# OBRAS HIDRAULICAS - INGENIERIA DEL AGUA > Canales >  Real Canal del Manzanares: Infografía de la Quinta Esclusa

## NoRegistrado

Adif ha colaborado en la realización de ésta infografía de un olvidado e histórico Canal del Manzanares, efímero sueño real de conectar Madrid con Lisboa por vía fluvial. Se realizaron unos 30 km, quedando hoy milagrosamente bastantes restos arqueológicos del mismo entre basureros, escombreras, incineradoras, macropoblados de la droga, etc...
La verdad es que es preciosa y muy explicativa.




Saludos. Miguel

----------


## NoRegistrado

Viendo la fotogrametría se entiende mucho mejor y se puede ver el estado real.





Saludos.
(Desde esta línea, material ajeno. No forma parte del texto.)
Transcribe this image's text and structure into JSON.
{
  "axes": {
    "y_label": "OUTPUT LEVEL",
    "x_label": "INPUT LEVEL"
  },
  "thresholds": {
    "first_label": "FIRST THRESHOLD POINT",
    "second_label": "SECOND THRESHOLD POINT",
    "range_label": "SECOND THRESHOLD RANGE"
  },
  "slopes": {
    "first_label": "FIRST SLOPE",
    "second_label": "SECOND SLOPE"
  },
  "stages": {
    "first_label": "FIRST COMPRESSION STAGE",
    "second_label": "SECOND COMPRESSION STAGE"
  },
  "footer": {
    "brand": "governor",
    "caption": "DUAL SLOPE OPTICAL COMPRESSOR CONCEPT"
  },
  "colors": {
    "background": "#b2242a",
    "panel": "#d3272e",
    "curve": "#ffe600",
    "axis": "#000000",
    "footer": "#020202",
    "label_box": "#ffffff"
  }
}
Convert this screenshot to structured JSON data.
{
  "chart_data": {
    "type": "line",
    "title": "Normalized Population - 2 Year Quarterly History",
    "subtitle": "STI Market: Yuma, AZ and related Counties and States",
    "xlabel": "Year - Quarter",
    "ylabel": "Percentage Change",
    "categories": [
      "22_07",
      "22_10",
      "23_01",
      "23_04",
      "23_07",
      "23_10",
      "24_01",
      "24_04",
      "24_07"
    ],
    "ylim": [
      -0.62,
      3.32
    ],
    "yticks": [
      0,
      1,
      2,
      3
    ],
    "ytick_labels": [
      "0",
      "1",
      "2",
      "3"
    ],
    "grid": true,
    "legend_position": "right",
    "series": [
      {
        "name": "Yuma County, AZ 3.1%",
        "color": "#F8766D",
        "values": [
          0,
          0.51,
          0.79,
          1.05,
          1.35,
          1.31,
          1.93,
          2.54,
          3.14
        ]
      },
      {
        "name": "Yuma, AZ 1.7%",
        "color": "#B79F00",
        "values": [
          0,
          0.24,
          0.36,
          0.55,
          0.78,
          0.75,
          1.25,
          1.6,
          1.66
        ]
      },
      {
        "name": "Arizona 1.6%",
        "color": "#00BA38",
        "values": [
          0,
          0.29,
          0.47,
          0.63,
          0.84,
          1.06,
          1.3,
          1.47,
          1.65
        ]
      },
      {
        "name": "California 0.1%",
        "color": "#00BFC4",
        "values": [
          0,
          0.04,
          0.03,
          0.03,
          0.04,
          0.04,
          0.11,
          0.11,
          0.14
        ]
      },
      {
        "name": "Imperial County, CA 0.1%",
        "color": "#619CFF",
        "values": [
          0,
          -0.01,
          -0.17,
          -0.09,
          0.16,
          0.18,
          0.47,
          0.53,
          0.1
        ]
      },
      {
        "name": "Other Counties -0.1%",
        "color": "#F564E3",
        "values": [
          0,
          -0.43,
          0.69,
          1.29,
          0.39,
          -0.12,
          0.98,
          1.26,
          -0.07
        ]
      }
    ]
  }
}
Miguel-

----------


## frfmfrfm

Bonitos vídeos Miguel, hay que ver la imaginaron de los hombres a donde puede llegar.
Un saludo, Francisco.

----------


## NoRegistrado

Gracias Francisco, es muy interesante. Yo sabía que había algo, pero siempre pensé que era un canal de riego, no algo tan importante como esto.
Por desgracias, está abandonado.
Ahora tiene sentido, por ejemplo el nombre del Paseo de Yeserías, que en donde estaba la dársena de las barcazas y donde se recibía el yeso de la zona baja del Manzanares.
Hay muchas curiosidades, como que las moreras que plantaron alrededor del cauce sirvieron para criar los gusanos que abastecían a la Real Fábrica de Tapices, que el establecimiento del ferrocarril fue la causa de su abandono, y los grandes proyectos de abastecimiento del Canal desde el Guadarrama y el Jarama.

Aquí vienen gran parte delos temas sobre el Canal.

http://realcanaldemanzanares.es/

Saludos. Miguel

----------